To win the bush, Australian politics needs to embrace its ‘curves’ | Nick Rodway


Recently, an arborist operating in my town in remote north-western Australia put out a public statement. He found it necessary, given the number of queries he had received, to explain his reasons for cutting down native vegetation.

It sounds like the start of a joke, but what this contractor’s earnest explanation illustrates is how in tune regional voters can be with their environs.

Those questioning the work wanted to know why certain trees had been taken out.

They demanded to know who had commissioned the lopping and how it could be justified when the trees were potentially habitat, highly aesthetic and of value in cooling the streetscape.

These weren’t conventional green activists. They were boilermakers and pensioners, agricultural workers and builders.

They are part of an undercurrent in regional Australia that is often overlooked by demographers: regionally based, socially conservative and environmentally minded.

Sometimes I’ve heard this group dismissed as “green-necks”. The allusion is that they live on the land but hold views that are unaligned with an inclusive, modern society. Preppers perhaps – and prejudiced in believing that the bush should be the domain of the few.

This caricature could not be further from reality.
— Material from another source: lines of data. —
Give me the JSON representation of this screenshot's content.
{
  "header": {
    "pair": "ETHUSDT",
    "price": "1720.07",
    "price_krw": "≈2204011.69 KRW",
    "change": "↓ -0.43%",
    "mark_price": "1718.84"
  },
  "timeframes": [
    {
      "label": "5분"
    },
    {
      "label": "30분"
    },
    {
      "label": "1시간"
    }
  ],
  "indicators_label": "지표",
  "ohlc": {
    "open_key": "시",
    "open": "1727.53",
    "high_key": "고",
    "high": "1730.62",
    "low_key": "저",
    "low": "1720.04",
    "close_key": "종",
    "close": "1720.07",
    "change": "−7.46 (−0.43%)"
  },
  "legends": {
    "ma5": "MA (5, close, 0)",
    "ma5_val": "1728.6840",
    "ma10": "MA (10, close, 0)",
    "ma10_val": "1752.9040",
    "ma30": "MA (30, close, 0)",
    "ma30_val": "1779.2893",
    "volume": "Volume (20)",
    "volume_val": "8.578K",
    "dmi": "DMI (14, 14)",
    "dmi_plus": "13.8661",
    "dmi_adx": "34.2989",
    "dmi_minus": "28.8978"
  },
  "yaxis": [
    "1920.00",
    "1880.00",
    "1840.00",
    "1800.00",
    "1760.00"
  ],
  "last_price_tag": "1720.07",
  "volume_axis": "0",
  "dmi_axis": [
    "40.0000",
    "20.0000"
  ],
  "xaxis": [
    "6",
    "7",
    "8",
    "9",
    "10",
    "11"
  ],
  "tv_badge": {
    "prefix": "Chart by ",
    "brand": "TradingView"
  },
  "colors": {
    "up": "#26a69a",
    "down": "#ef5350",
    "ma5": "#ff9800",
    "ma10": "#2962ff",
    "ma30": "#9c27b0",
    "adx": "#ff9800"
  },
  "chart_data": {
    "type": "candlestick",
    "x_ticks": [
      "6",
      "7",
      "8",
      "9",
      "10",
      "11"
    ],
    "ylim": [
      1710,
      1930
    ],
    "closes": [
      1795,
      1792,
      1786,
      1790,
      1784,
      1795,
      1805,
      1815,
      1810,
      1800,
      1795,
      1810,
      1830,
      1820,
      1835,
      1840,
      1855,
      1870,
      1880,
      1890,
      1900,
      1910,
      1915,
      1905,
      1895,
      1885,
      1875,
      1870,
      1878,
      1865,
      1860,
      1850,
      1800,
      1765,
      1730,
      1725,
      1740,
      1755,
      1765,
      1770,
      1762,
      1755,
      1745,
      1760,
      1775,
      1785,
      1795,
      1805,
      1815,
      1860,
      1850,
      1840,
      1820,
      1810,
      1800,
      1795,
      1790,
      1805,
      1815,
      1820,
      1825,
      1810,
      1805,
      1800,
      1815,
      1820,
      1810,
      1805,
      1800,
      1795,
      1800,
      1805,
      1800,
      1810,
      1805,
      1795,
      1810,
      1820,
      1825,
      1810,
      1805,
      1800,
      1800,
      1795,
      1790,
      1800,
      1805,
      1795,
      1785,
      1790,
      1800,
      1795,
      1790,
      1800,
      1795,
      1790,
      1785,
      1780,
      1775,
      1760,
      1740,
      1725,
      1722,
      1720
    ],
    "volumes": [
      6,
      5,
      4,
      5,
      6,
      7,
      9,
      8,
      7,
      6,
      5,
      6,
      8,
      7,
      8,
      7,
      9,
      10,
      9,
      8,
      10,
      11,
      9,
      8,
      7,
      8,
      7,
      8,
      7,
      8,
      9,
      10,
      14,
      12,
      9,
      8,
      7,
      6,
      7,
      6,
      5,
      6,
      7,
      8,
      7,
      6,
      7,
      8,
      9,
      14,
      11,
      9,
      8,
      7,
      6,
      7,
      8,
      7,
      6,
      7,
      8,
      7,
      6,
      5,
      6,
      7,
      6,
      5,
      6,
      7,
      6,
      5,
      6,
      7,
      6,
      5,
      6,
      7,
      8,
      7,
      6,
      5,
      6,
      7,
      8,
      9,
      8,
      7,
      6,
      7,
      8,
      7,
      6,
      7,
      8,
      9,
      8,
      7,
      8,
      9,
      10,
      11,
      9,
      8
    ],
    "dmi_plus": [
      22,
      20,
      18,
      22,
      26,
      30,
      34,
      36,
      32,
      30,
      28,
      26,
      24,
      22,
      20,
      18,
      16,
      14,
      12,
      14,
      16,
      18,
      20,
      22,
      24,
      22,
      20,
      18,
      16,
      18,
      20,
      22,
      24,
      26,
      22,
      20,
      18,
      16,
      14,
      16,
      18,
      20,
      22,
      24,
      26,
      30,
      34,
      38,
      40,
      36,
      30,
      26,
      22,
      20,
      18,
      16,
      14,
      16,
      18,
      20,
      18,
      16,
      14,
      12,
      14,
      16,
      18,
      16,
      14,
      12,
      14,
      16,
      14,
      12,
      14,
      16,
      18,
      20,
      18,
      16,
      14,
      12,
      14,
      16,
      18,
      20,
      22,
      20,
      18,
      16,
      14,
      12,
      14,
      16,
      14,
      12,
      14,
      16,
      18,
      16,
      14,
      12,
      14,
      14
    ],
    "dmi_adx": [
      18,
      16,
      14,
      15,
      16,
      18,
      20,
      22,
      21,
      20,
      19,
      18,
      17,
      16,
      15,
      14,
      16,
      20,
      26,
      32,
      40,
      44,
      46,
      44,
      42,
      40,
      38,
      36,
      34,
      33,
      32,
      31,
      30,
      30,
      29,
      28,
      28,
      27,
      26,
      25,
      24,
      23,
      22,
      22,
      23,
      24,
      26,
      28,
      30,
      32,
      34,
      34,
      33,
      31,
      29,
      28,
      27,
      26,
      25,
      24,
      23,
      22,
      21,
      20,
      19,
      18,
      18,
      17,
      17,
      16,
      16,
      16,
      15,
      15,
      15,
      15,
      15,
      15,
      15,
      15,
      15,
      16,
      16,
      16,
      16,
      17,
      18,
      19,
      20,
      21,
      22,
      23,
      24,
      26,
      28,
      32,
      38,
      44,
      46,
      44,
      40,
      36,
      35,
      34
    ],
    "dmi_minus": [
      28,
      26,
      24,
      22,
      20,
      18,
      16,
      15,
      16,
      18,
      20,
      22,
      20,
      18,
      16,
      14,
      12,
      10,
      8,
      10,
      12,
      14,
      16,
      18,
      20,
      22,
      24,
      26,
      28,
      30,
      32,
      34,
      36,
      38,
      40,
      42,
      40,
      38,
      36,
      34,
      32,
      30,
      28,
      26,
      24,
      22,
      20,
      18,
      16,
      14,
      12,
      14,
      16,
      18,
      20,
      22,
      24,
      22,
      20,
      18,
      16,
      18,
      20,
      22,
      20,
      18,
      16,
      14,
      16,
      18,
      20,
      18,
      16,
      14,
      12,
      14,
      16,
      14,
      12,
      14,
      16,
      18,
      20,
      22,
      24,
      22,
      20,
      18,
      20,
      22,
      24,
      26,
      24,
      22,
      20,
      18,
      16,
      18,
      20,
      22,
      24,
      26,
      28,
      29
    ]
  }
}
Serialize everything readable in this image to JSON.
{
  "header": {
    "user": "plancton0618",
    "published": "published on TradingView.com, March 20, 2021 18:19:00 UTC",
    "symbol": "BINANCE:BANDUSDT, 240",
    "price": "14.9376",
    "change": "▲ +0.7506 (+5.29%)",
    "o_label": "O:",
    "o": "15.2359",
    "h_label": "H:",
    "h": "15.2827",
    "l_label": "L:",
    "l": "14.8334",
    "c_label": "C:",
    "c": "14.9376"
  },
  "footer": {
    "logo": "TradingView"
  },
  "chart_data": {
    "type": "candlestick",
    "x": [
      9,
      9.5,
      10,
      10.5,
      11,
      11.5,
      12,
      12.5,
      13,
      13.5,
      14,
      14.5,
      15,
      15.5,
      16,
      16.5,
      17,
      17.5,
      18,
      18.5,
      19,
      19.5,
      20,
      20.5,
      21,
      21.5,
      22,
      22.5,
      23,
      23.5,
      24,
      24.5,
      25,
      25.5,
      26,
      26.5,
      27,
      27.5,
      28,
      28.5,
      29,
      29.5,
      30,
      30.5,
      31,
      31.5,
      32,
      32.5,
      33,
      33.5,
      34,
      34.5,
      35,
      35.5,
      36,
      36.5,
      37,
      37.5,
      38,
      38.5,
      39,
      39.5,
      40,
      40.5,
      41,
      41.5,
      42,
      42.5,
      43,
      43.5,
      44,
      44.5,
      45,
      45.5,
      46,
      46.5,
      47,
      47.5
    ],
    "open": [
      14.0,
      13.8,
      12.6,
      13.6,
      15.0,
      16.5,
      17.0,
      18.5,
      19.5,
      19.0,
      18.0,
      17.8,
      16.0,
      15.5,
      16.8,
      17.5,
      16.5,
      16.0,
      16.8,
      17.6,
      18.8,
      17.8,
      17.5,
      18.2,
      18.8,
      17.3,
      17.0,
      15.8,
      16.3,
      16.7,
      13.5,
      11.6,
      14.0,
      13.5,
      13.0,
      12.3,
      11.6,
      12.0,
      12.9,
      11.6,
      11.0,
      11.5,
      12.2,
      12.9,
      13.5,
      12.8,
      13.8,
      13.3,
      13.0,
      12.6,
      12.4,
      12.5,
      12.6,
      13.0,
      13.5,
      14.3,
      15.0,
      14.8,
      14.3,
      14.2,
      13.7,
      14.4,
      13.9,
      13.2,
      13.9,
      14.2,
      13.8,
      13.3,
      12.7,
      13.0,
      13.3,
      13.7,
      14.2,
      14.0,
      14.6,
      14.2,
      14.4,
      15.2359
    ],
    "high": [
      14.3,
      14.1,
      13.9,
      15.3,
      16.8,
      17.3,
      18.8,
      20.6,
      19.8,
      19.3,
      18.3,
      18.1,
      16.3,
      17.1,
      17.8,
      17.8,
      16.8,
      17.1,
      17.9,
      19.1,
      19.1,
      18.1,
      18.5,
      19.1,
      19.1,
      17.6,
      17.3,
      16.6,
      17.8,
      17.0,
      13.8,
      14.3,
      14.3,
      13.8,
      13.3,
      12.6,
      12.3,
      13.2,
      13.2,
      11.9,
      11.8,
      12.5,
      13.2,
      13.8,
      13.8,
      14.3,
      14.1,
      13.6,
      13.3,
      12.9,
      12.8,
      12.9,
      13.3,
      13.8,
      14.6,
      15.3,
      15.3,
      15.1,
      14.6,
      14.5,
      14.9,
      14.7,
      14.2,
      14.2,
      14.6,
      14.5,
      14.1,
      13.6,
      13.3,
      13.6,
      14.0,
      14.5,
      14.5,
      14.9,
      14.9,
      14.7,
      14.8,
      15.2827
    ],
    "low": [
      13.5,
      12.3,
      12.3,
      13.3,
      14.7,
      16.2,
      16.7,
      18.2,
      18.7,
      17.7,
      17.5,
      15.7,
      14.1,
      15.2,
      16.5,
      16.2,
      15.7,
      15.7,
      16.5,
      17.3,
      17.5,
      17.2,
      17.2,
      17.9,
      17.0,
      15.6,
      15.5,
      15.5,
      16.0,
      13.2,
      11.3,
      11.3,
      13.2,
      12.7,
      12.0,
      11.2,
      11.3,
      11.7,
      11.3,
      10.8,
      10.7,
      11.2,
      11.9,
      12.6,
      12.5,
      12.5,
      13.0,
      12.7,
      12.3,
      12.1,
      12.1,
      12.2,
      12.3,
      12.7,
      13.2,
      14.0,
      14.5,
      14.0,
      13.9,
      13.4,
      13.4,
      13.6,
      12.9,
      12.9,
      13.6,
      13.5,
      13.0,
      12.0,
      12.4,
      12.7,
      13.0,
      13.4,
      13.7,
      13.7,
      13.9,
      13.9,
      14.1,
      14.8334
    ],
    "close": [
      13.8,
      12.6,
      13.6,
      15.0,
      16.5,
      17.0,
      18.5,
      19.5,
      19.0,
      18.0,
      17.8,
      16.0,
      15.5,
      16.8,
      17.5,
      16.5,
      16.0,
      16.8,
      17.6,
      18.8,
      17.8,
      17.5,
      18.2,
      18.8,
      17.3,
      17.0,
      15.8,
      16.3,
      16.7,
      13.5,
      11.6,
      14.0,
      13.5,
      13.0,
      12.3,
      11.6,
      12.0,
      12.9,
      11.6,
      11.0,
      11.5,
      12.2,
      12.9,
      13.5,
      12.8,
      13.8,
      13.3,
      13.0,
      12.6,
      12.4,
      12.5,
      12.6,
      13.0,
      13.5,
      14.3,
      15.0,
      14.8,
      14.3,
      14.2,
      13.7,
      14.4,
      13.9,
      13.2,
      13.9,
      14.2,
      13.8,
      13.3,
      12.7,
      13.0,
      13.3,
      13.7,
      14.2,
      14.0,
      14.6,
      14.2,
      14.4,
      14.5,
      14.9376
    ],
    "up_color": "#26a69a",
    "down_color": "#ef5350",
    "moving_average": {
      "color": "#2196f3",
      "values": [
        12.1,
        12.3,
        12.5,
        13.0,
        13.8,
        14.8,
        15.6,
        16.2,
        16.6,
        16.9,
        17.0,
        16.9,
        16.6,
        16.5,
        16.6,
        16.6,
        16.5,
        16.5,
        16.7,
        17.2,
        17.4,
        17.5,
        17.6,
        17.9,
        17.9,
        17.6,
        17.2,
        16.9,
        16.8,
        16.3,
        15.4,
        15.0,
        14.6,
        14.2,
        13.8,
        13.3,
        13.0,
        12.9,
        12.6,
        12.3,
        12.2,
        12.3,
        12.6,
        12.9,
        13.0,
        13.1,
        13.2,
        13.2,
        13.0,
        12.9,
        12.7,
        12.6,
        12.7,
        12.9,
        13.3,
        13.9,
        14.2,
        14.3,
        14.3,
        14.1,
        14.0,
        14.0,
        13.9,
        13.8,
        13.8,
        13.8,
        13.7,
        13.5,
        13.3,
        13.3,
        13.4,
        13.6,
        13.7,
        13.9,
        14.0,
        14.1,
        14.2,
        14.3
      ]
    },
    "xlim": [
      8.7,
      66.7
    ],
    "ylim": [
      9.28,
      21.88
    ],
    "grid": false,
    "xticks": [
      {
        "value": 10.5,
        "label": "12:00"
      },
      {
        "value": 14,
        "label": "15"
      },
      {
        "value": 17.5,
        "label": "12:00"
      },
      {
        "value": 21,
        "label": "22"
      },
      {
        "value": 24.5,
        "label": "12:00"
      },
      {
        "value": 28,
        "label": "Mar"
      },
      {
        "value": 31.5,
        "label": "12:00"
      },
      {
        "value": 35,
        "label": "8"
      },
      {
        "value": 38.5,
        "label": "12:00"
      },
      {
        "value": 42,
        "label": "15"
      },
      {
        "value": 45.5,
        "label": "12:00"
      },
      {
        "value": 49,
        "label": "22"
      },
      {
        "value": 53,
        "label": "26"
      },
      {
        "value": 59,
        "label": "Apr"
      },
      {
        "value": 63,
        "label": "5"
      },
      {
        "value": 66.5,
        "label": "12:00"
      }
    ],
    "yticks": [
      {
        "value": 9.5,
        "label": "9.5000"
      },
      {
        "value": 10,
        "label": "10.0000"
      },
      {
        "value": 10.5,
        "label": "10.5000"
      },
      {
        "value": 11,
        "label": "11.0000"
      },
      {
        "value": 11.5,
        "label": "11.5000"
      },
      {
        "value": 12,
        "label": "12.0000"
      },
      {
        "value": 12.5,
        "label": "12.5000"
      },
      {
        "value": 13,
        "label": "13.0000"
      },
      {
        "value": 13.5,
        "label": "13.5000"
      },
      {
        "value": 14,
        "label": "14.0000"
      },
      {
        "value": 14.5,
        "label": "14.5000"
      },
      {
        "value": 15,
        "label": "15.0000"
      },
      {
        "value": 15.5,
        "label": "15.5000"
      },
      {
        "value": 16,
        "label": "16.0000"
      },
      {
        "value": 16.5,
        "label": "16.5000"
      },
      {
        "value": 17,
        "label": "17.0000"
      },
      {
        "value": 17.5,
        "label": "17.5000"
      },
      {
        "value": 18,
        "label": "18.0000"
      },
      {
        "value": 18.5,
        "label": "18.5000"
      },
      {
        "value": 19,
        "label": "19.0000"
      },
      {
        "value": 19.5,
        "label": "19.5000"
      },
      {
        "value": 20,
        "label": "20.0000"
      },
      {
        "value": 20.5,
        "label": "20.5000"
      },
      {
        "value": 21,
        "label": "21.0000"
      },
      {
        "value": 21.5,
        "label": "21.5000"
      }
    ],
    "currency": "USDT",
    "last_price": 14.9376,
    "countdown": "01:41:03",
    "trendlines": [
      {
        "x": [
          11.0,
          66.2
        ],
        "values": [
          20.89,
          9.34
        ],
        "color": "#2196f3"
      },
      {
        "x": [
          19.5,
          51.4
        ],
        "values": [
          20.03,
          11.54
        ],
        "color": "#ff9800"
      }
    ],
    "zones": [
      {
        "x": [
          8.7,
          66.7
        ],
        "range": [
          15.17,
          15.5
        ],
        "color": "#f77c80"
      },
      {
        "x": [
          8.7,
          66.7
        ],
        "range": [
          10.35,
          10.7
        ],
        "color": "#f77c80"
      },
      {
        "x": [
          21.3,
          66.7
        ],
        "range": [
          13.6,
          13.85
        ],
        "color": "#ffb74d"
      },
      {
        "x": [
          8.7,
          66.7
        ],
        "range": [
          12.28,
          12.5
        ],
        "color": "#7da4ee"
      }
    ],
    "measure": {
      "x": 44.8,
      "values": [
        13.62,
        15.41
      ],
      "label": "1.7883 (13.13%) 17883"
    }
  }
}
If you live in the regions, this is a group that is immediately recognisable. They are people who undertake solo weeding missions and commit to citizen science programs. They take it upon themselves to regulate local fisheries, shaming those who break bag limits. They encapsulate the concept of local knowledge when it comes to biology – I know one resident who has kept data on birds in his area for over 30 years.

Where the conservative element shines through is in the values one comes across regularly in the regions: localism and a scepticism of government policy. In essence, this group wants to conserve their environment, support their local communities, and holds doubts that top-heavy governments will be able to support them in doing so.

With the federal election fast approaching and the Western Australian poll recently in the rearview, all the acronyms for voting blocs have been wheeled out. Following recent Victorian byelections, pundits have been wondering how yuppies (young urban professionals) are going to swing. Dinks (double income, no kids) are going to be a force, with baby boomers outnumbered by the younger generations for the second time in federal voting booths.

Given the level of apathy shown towards those with environmental awareness in the regions, I think it’s time an acronym was coined to unify this fragmented group.

I propose “curves”: conservative, uncommitted, rural voters with environmental sympathies.

The key word here is uncommitted, because curves are presented with a dilemma as to who to vote for. Although traditionally backing conservative candidates, the rapidly changing landscape has raised inevitable questions about the security of their homes and livelihoods. As Tim Winton wrote in Guardian Australia last month, parts of the regions have been forecast to become so hot as to be uninhabitable.

My electorate is one of these areas, and polling suggests that a great many people are concerned with the status quo and want to see changes to policy. And yet, even pollsters are dismissing the curves and their concerns by perpetuating the tropes that regional people are backward and uneducated.

For example, take Griffith University’s Climate Action Survey report for 2023, published last September.

The report is an interesting one, in that it specifically identifies conservative and progressive respondents. It highlights that conservatives are more likely to be rurally based and, generally, have received “only a school-level education”. These stand opposed to “progressives”, who it says are “better educated” and more likely to be based in cities.

Maybe this is just semantics, but what precedent does it set when you separate two groups in such a way? In saying “better” and “only” the researchers meant that one group was more likely to have studied at a tertiary institution than the other. But the sloppy wording can also be read into the insidious green-neck paradigm: ignorant, regional conservatives in opposition to smart, wealthy urbanites.

More importantly, it dilutes the key point. Although conservatives were found to be more sceptical about the effects of a heating planet, the survey found that roughly three-quarters of the members of all samples were categorised as “believers” in anthropogenically-driven climate change. The majority of regionally based people are truly concerned about wild fluctuations of weather, of heatwaves and biodiversity loss, of disruptions to their lives, just like their urban counterparts. What’s more, they want to do something about it.

Among this group the curves sit. They’re hesitant. There are two ways they could swing in upcoming elections – to be pushed into apathy, or for a political force to invite them into the tent. To whom will they commit their vote? Probably not to a party that does not even recognise them, however high the environment sits as a priority.

Political leaders – or those seeking power – need to make an effort to better explain how, as individuals and in their local community, curves can successfully seek change through political will; to outline how they can have an effect at state and federal levels, as much as they are able to influence their local communities.

And it can be done. Over the summer, back down south for a stint, I had a ticket to a Landcare network meeting which had sold out.

The attenders were a cross section of the population of the regional area, but there was a distinctly conservative element running through it. All present shared the same concerns: they wanted to address the changes they were seeing in their collective, surrounding environment.

In this case, the curves were literally sitting at the table. They had not been dismissed; they had been embraced. As political parties prepare for their upcoming elections, they should take note.

Nick Rodway is a writer based in the Kimberley region of Western Australia.